Automatic method overriding in sub-classes
Jacob Carlborg via Digitalmars-d
digitalmars-d at puremagic.com
Tue Oct 27 00:52:26 PDT 2015
On 2015-10-27 00:25, Tofu Ninja wrote:
> I know this has basically no chance of ever actually being added because
> that is the way of all "I want feature X" threads, but I thought I would
> post this anyways because I seem to want it constantly.
>
> So we have TemplateThisParameters methods which are cool but have some
> drawbacks.
> They are templates so they are implicitly non-virtual and are called
> based on the type of the reference.
> It would be very nice to be able to auto generate method overrides based
> on the this type with out having to drop a mixin in every sub class.
> This would be very useful for CT-reflection.
> I will call this new feature auto override methods for the rest of this
> post.
>
> An auto override method would take the form of a template method with
> only a single type argument that is the type of the class or any of it's
> sub classes.
> To differentiate it from TemplateThisParameters it could look like:
>
> returnType functionName(auto override this T)() {...}
>
> When ever a class with an auto override method is sub-classed, the auto
> override method template is re-instantiated with the sub-class type and
> the method is overridden automatically.
> Key point is that the method will still be virtual.
>
>
> Here is an example contrasting an auto override method with a regular
> TemplateThisParameters method.
>
> ##################################
> class A
> {
> void foo(this T)() { writeln(T.stringof); }
> void bar(auto override this T)() { writeln(T.stringof); }
> }
>
> class B : A {}
>
> void main()
> {
> A a = new A();
> a.foo(); // prints "A"
> a.bar(); // prints "A"
>
> B b = new B();
> b.foo(); // prints "B"
> b.bar(); // prints "B"
>
> A c = new B();
> c.foo(); // prints "A"
> c.bar(); // prints "B" <-- main advantage, method is virtual
> }
> ##################################
I don't think this is possible.

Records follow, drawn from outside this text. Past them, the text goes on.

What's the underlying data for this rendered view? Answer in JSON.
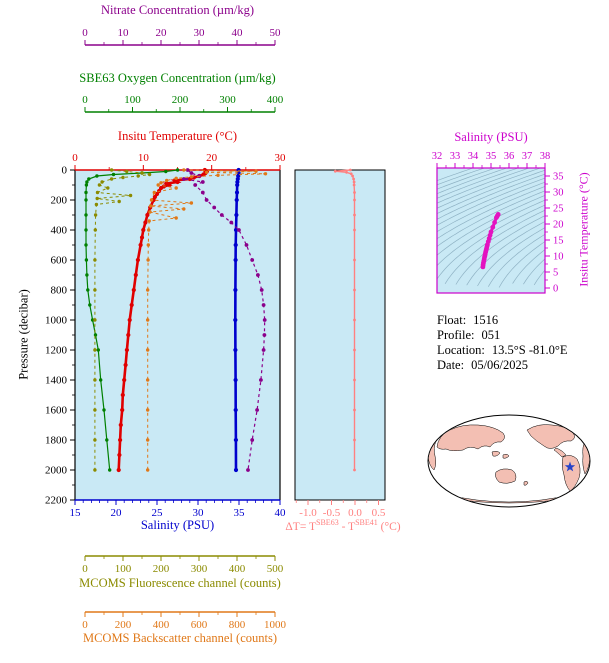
{
  "colors": {
    "plot_bg": "#c9e9f5",
    "temperature": "#e00000",
    "salinity": "#0000cd",
    "nitrate": "#8b008b",
    "oxygen": "#008000",
    "fluorescence": "#8b8b00",
    "backscatter": "#e07818",
    "delta_t": "#ff8080",
    "ts_data": "#e313c0",
    "ts_axis": "#cc00cc"
  },
  "info_panel": {
    "float_label": "Float:",
    "float_value": "1516",
    "profile_label": "Profile:",
    "profile_value": "051",
    "location_label": "Location:",
    "location_value": "13.5°S -81.0°E",
    "date_label": "Date:",
    "date_value": "05/06/2025"
  },
  "chart_data": [
    {
      "type": "line",
      "y_axis": {
        "label": "Pressure (decibar)",
        "lim": [
          0,
          2200
        ],
        "ticks": [
          0,
          200,
          400,
          600,
          800,
          1000,
          1200,
          1400,
          1600,
          1800,
          2000,
          2200
        ]
      },
      "x_axes": [
        {
          "id": "temperature",
          "label": "Insitu Temperature (°C)",
          "color": "#e00000",
          "lim": [
            0,
            30
          ],
          "ticks": [
            0,
            10,
            20,
            30
          ]
        },
        {
          "id": "salinity",
          "label": "Salinity (PSU)",
          "color": "#0000cd",
          "lim": [
            15,
            40
          ],
          "ticks": [
            15,
            20,
            25,
            30,
            35,
            40
          ]
        },
        {
          "id": "nitrate",
          "label": "Nitrate Concentration (µm/kg)",
          "color": "#8b008b",
          "lim": [
            0,
            50
          ],
          "ticks": [
            0,
            10,
            20,
            30,
            40,
            50
          ]
        },
        {
          "id": "oxygen",
          "label": "SBE63 Oxygen Concentration (µm/kg)",
          "color": "#008000",
          "lim": [
            0,
            400
          ],
          "ticks": [
            0,
            100,
            200,
            300,
            400
          ]
        },
        {
          "id": "fluorescence",
          "label": "MCOMS Fluorescence channel (counts)",
          "color": "#8b8b00",
          "lim": [
            0,
            500
          ],
          "ticks": [
            0,
            100,
            200,
            300,
            400,
            500
          ]
        },
        {
          "id": "backscatter",
          "label": "MCOMS Backscatter channel (counts)",
          "color": "#e07818",
          "lim": [
            0,
            1000
          ],
          "ticks": [
            0,
            200,
            400,
            600,
            800,
            1000
          ]
        }
      ],
      "series": [
        {
          "name": "Insitu Temperature",
          "axis": "temperature",
          "dashed": false,
          "width": 2.6,
          "marker": 2.1,
          "pressure": [
            0,
            10,
            20,
            30,
            40,
            50,
            60,
            70,
            80,
            90,
            100,
            110,
            120,
            140,
            160,
            180,
            200,
            250,
            300,
            350,
            400,
            450,
            500,
            600,
            700,
            800,
            900,
            1000,
            1100,
            1200,
            1300,
            1400,
            1500,
            1600,
            1700,
            1800,
            1900,
            2000
          ],
          "values": [
            19.0,
            19.3,
            19.1,
            18.8,
            18.2,
            17.4,
            16.8,
            14.6,
            15.0,
            13.4,
            13.8,
            13.0,
            12.6,
            12.3,
            12.0,
            11.7,
            11.5,
            11.0,
            10.6,
            10.3,
            10.0,
            9.8,
            9.6,
            9.2,
            8.9,
            8.6,
            8.3,
            8.0,
            7.8,
            7.6,
            7.4,
            7.2,
            7.0,
            6.9,
            6.7,
            6.6,
            6.5,
            6.4
          ]
        },
        {
          "name": "Salinity",
          "axis": "salinity",
          "dashed": false,
          "width": 2.6,
          "marker": 2.1,
          "pressure": [
            0,
            20,
            40,
            60,
            80,
            100,
            150,
            200,
            300,
            400,
            500,
            600,
            800,
            1000,
            1200,
            1400,
            1600,
            1800,
            2000
          ],
          "values": [
            34.95,
            34.95,
            34.9,
            34.85,
            34.8,
            34.78,
            34.75,
            34.72,
            34.68,
            34.64,
            34.6,
            34.58,
            34.56,
            34.55,
            34.56,
            34.58,
            34.6,
            34.62,
            34.64
          ]
        },
        {
          "name": "Nitrate",
          "axis": "nitrate",
          "dashed": true,
          "width": 1.2,
          "marker": 1.9,
          "pressure": [
            0,
            20,
            40,
            60,
            80,
            100,
            150,
            200,
            250,
            300,
            350,
            400,
            500,
            600,
            700,
            800,
            900,
            1000,
            1100,
            1200,
            1400,
            1600,
            1800,
            2000
          ],
          "values": [
            27,
            28,
            30,
            26,
            31,
            29,
            31,
            32,
            34,
            36,
            38.5,
            40.5,
            42.5,
            44,
            45.5,
            46.5,
            47,
            47.3,
            47.2,
            47,
            46.3,
            45.3,
            44,
            42.9
          ]
        },
        {
          "name": "SBE63 Oxygen",
          "axis": "oxygen",
          "dashed": false,
          "width": 1.2,
          "marker": 1.7,
          "pressure": [
            0,
            10,
            20,
            30,
            40,
            60,
            80,
            100,
            150,
            200,
            300,
            400,
            500,
            600,
            700,
            800,
            900,
            1000,
            1100,
            1200,
            1400,
            1600,
            1800,
            2000
          ],
          "values": [
            195,
            170,
            120,
            60,
            25,
            8,
            4,
            3,
            2,
            2,
            2,
            2,
            2,
            3,
            4,
            6,
            10,
            16,
            22,
            28,
            33,
            40,
            46,
            52
          ]
        },
        {
          "name": "MCOMS Fluorescence",
          "axis": "fluorescence",
          "dashed": true,
          "width": 1,
          "marker": 1.7,
          "pressure": [
            0,
            10,
            20,
            30,
            40,
            50,
            60,
            80,
            100,
            120,
            150,
            170,
            190,
            210,
            230,
            300,
            400,
            600,
            800,
            1000,
            1200,
            1400,
            1600,
            1800,
            2000
          ],
          "values": [
            70,
            110,
            150,
            170,
            140,
            100,
            70,
            45,
            38,
            60,
            33,
            120,
            32,
            90,
            30,
            28,
            27,
            26,
            26,
            26,
            26,
            26,
            26,
            26,
            26
          ]
        },
        {
          "name": "MCOMS Backscatter",
          "axis": "backscatter",
          "dashed": true,
          "width": 1,
          "marker": 1.7,
          "pressure": [
            0,
            8,
            15,
            25,
            35,
            45,
            55,
            70,
            85,
            100,
            120,
            150,
            200,
            220,
            240,
            260,
            280,
            320,
            340,
            400,
            500,
            600,
            800,
            1000,
            1200,
            1400,
            1600,
            1800,
            2000
          ],
          "values": [
            520,
            900,
            640,
            950,
            700,
            560,
            480,
            430,
            400,
            385,
            480,
            365,
            350,
            560,
            345,
            520,
            342,
            480,
            338,
            335,
            333,
            332,
            330,
            330,
            330,
            330,
            330,
            330,
            330
          ]
        }
      ]
    },
    {
      "type": "line",
      "x_axis": {
        "label_prefix": "ΔT= T",
        "sup1": "SBE63",
        "mid": " - T",
        "sup2": "SBE41",
        "suffix": " (°C)",
        "color": "#ff8080",
        "lim": [
          -1.28,
          0.64
        ],
        "ticks": [
          -1.0,
          -0.5,
          0.0,
          0.5
        ],
        "tick_labels": [
          "-1.0",
          "-0.5",
          "0.0",
          "0.5"
        ]
      },
      "series": [
        {
          "name": "Delta T",
          "color": "#ff8080",
          "pressure": [
            0,
            8,
            15,
            25,
            40,
            60,
            80,
            100,
            150,
            200,
            300,
            400,
            600,
            800,
            1000,
            1200,
            1400,
            1600,
            1800,
            2000
          ],
          "values": [
            -0.1,
            -0.42,
            -0.18,
            -0.08,
            -0.05,
            -0.03,
            -0.02,
            -0.02,
            -0.01,
            -0.01,
            -0.01,
            -0.01,
            -0.01,
            -0.01,
            -0.01,
            -0.01,
            -0.01,
            -0.01,
            -0.01,
            -0.01
          ]
        }
      ]
    },
    {
      "type": "scatter",
      "title": "Salinity (PSU)",
      "xlim": [
        32,
        38
      ],
      "xticks": [
        32,
        33,
        34,
        35,
        36,
        37,
        38
      ],
      "right_axis": {
        "label": "Insitu Temperature (°C)",
        "lim": [
          0,
          35
        ],
        "ticks": [
          0,
          5,
          10,
          15,
          20,
          25,
          30,
          35
        ]
      },
      "color": "#e313c0",
      "axis_color": "#cc00cc",
      "contour_color": "#8fb2c4",
      "sigma_contours": {
        "min": 18,
        "max": 30,
        "step": 0.5
      },
      "points": {
        "salinity": [
          35.4,
          35.35,
          35.3,
          35.2,
          35.1,
          35.0,
          34.95,
          34.9,
          34.85,
          34.8,
          34.78,
          34.75,
          34.72,
          34.7,
          34.68,
          34.66,
          34.64,
          34.62,
          34.6,
          34.58,
          34.56,
          34.55
        ],
        "temperature": [
          23,
          22.5,
          22,
          20.5,
          19,
          17.5,
          16.5,
          15.5,
          14.5,
          13.5,
          13,
          12.3,
          11.7,
          11.2,
          10.6,
          10.1,
          9.6,
          9.0,
          8.4,
          7.8,
          7.2,
          6.6
        ]
      }
    },
    {
      "type": "map",
      "land_color": "#f3bfb3",
      "ocean_color": "#ffffff",
      "outline_color": "#000000",
      "marker": {
        "symbol": "star",
        "color": "#2743c8"
      }
    }
  ]
}
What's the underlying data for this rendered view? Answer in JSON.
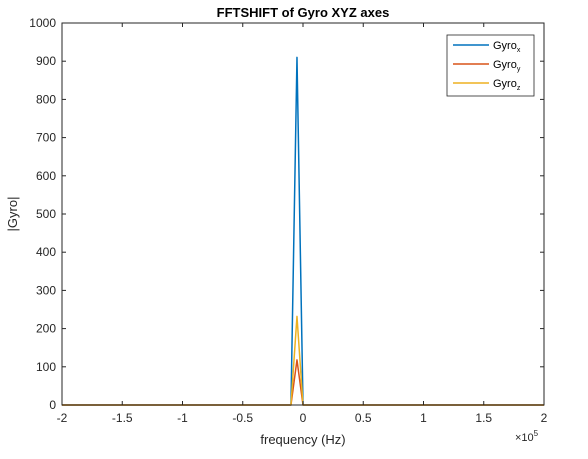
{
  "chart_data": {
    "type": "line",
    "title": "FFTSHIFT of Gyro XYZ axes",
    "xlabel": "frequency (Hz)",
    "ylabel": "|Gyro|",
    "x_multiplier": "×10",
    "x_multiplier_exponent": "5",
    "xlim": [
      -2,
      2
    ],
    "ylim": [
      0,
      1000
    ],
    "x_ticks": [
      -2,
      -1.5,
      -1,
      -0.5,
      0,
      0.5,
      1,
      1.5,
      2
    ],
    "x_tick_labels": [
      "-2",
      "-1.5",
      "-1",
      "-0.5",
      "0",
      "0.5",
      "1",
      "1.5",
      "2"
    ],
    "y_ticks": [
      0,
      100,
      200,
      300,
      400,
      500,
      600,
      700,
      800,
      900,
      1000
    ],
    "y_tick_labels": [
      "0",
      "100",
      "200",
      "300",
      "400",
      "500",
      "600",
      "700",
      "800",
      "900",
      "1000"
    ],
    "grid": false,
    "legend_position": "top-right",
    "series": [
      {
        "name": "Gyro",
        "subscript": "x",
        "color": "#0072BD",
        "x": [
          -2,
          -0.1,
          -0.05,
          0,
          2
        ],
        "y": [
          0,
          0,
          910,
          0,
          0
        ]
      },
      {
        "name": "Gyro",
        "subscript": "y",
        "color": "#D95319",
        "x": [
          -2,
          -0.1,
          -0.05,
          0,
          2
        ],
        "y": [
          0,
          0,
          118,
          0,
          0
        ]
      },
      {
        "name": "Gyro",
        "subscript": "z",
        "color": "#EDB120",
        "x": [
          -2,
          -0.1,
          -0.05,
          0,
          2
        ],
        "y": [
          0,
          0,
          232,
          0,
          0
        ]
      }
    ]
  }
}
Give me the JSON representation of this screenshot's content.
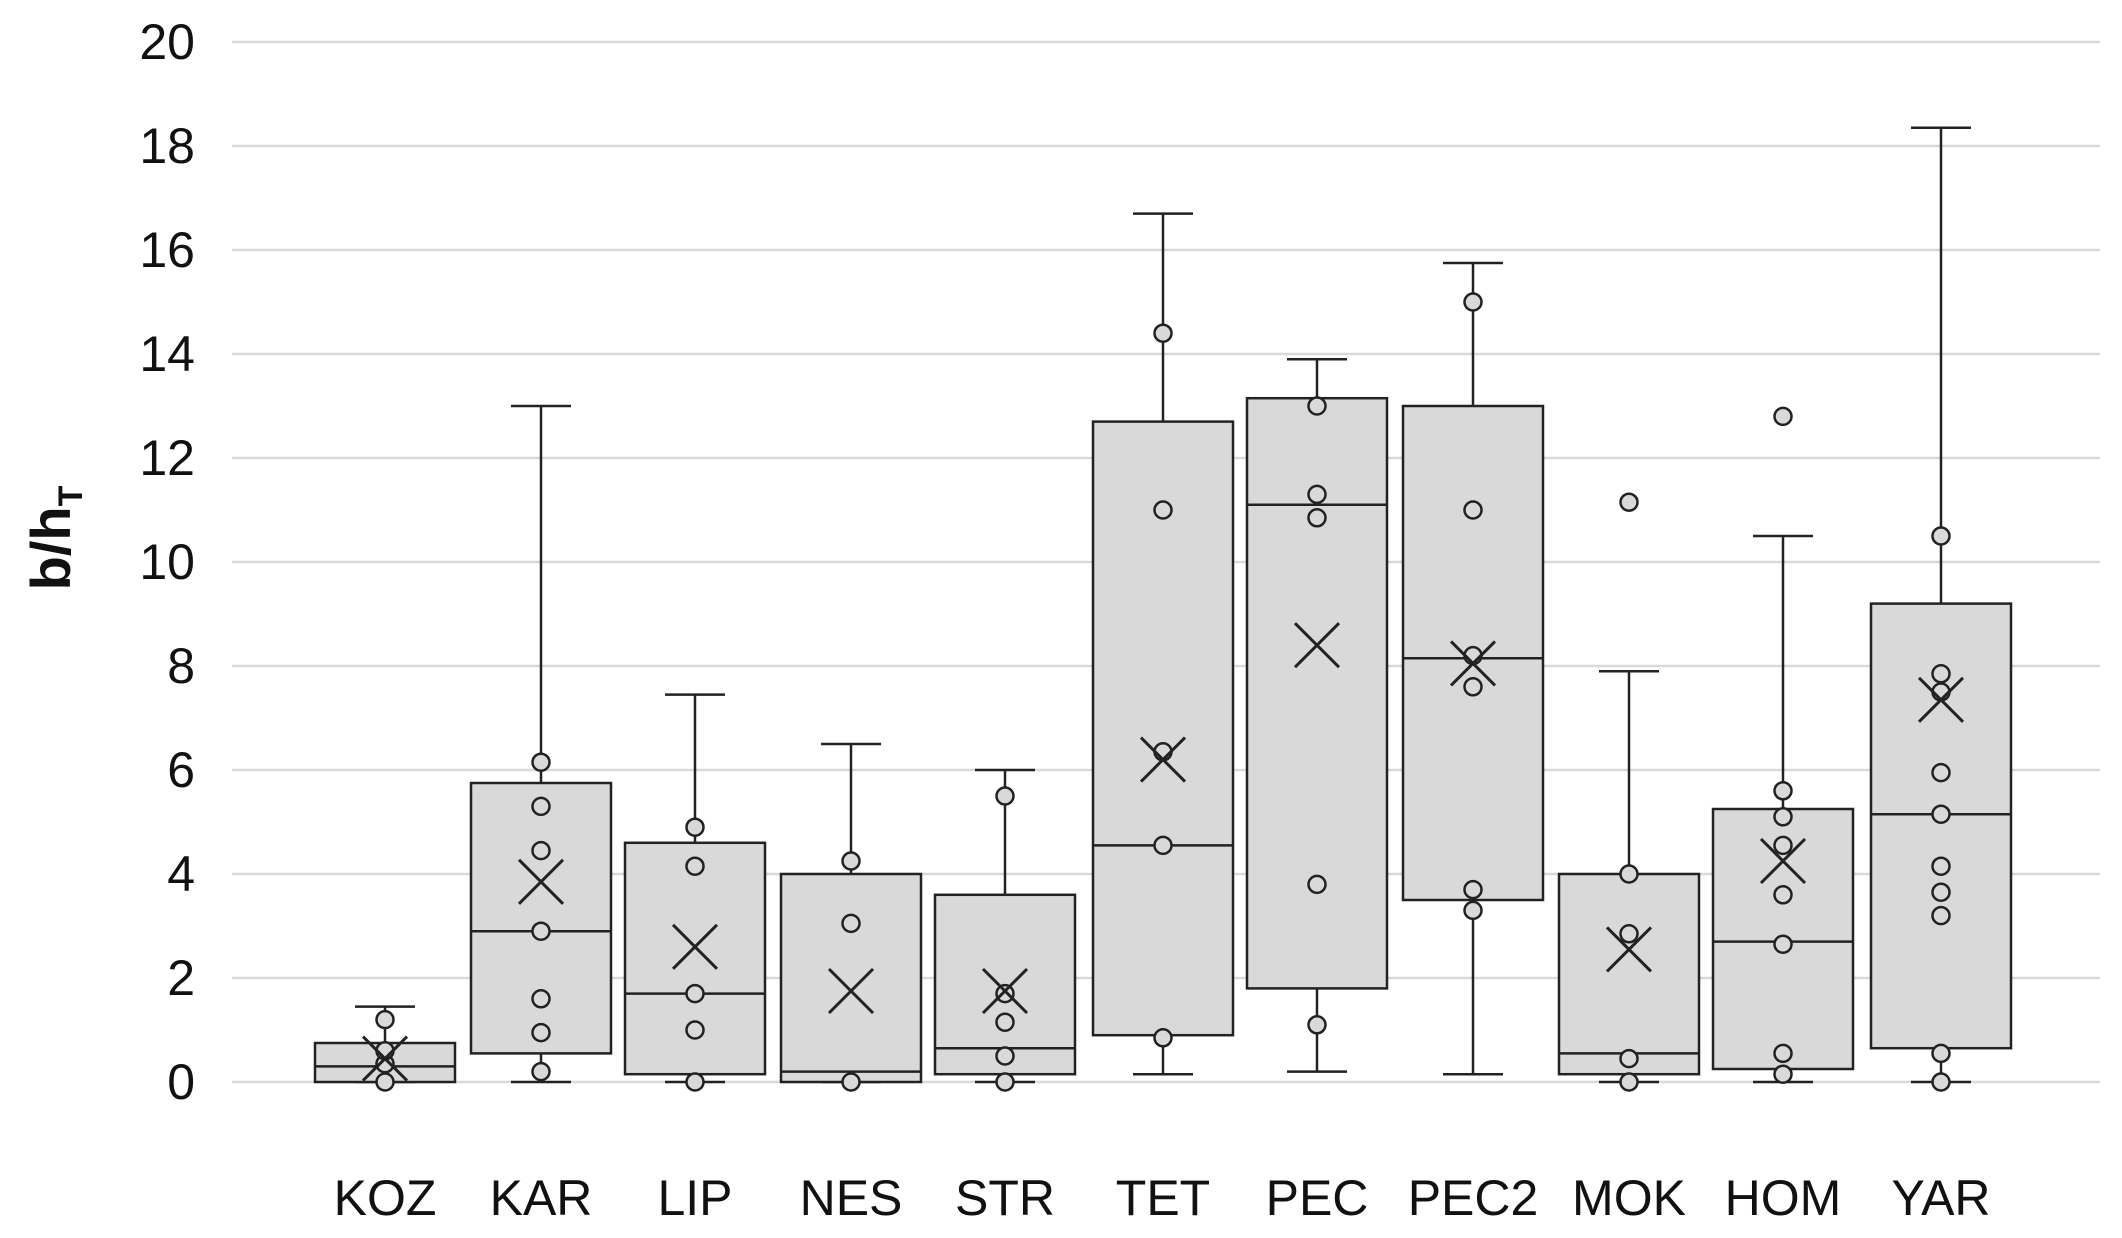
{
  "chart_data": {
    "type": "boxplot",
    "title": "",
    "xlabel": "",
    "ylabel": "b/h",
    "ylabel_subscript": "T",
    "ylim": [
      0,
      20
    ],
    "yticks": [
      0,
      2,
      4,
      6,
      8,
      10,
      12,
      14,
      16,
      18,
      20
    ],
    "grid": true,
    "colors": {
      "box_fill": "#d9d9d9",
      "stroke": "#222222",
      "grid": "#d9d9d9"
    },
    "categories": [
      "KOZ",
      "KAR",
      "LIP",
      "NES",
      "STR",
      "TET",
      "PEC",
      "PEC2",
      "MOK",
      "HOM",
      "YAR"
    ],
    "boxes": [
      {
        "name": "KOZ",
        "min": 0,
        "q1": 0,
        "median": 0.3,
        "q3": 0.75,
        "max": 1.45,
        "mean": 0.45,
        "points": [
          0,
          0.35,
          0.6,
          1.2
        ]
      },
      {
        "name": "KAR",
        "min": 0,
        "q1": 0.55,
        "median": 2.9,
        "q3": 5.75,
        "max": 13.0,
        "mean": 3.85,
        "points": [
          0.2,
          0.95,
          1.6,
          2.9,
          4.45,
          5.3,
          6.15
        ]
      },
      {
        "name": "LIP",
        "min": 0,
        "q1": 0.15,
        "median": 1.7,
        "q3": 4.6,
        "max": 7.45,
        "mean": 2.6,
        "points": [
          0,
          1.0,
          1.7,
          4.15,
          4.9
        ]
      },
      {
        "name": "NES",
        "min": 0,
        "q1": 0,
        "median": 0.2,
        "q3": 4.0,
        "max": 6.5,
        "mean": 1.75,
        "points": [
          0,
          3.05,
          4.25
        ]
      },
      {
        "name": "STR",
        "min": 0,
        "q1": 0.15,
        "median": 0.65,
        "q3": 3.6,
        "max": 6.0,
        "mean": 1.75,
        "points": [
          0,
          0.5,
          1.15,
          1.7,
          5.5
        ]
      },
      {
        "name": "TET",
        "min": 0.15,
        "q1": 0.9,
        "median": 4.55,
        "q3": 12.7,
        "max": 16.7,
        "mean": 6.2,
        "points": [
          0.85,
          4.55,
          6.35,
          11.0,
          14.4
        ]
      },
      {
        "name": "PEC",
        "min": 0.2,
        "q1": 1.8,
        "median": 11.1,
        "q3": 13.15,
        "max": 13.9,
        "mean": 8.4,
        "points": [
          1.1,
          3.8,
          10.85,
          11.3,
          13.0
        ]
      },
      {
        "name": "PEC2",
        "min": 0.15,
        "q1": 3.5,
        "median": 8.15,
        "q3": 13.0,
        "max": 15.75,
        "mean": 8.05,
        "points": [
          3.3,
          3.7,
          7.6,
          8.2,
          11.0,
          15.0
        ]
      },
      {
        "name": "MOK",
        "min": 0,
        "q1": 0.15,
        "median": 0.55,
        "q3": 4.0,
        "max": 7.9,
        "mean": 2.55,
        "points": [
          0,
          0.45,
          2.85,
          4.0,
          11.15
        ]
      },
      {
        "name": "HOM",
        "min": 0,
        "q1": 0.25,
        "median": 2.7,
        "q3": 5.25,
        "max": 10.5,
        "mean": 4.25,
        "points": [
          0.15,
          0.55,
          2.65,
          3.6,
          4.55,
          5.1,
          5.6,
          12.8
        ]
      },
      {
        "name": "YAR",
        "min": 0,
        "q1": 0.65,
        "median": 5.15,
        "q3": 9.2,
        "max": 18.35,
        "mean": 7.35,
        "points": [
          0,
          0.55,
          3.2,
          3.65,
          4.15,
          5.15,
          5.95,
          7.5,
          7.85,
          10.5
        ]
      }
    ]
  }
}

Think of code looking like this:
// Imagine not having access to the source code "createA"
A createA()
{
new B;
}
void inspectA(A a)
{
a.bar();
}
How should the compiler know that when instantiating/calling "bar", T
should be set to B? The compiler might not even know about B exists at
all. Even if the compiler does have access to the complete source code
it would, most likely, need to do a full program analyze to figure out
the type of T, which is quite complicated.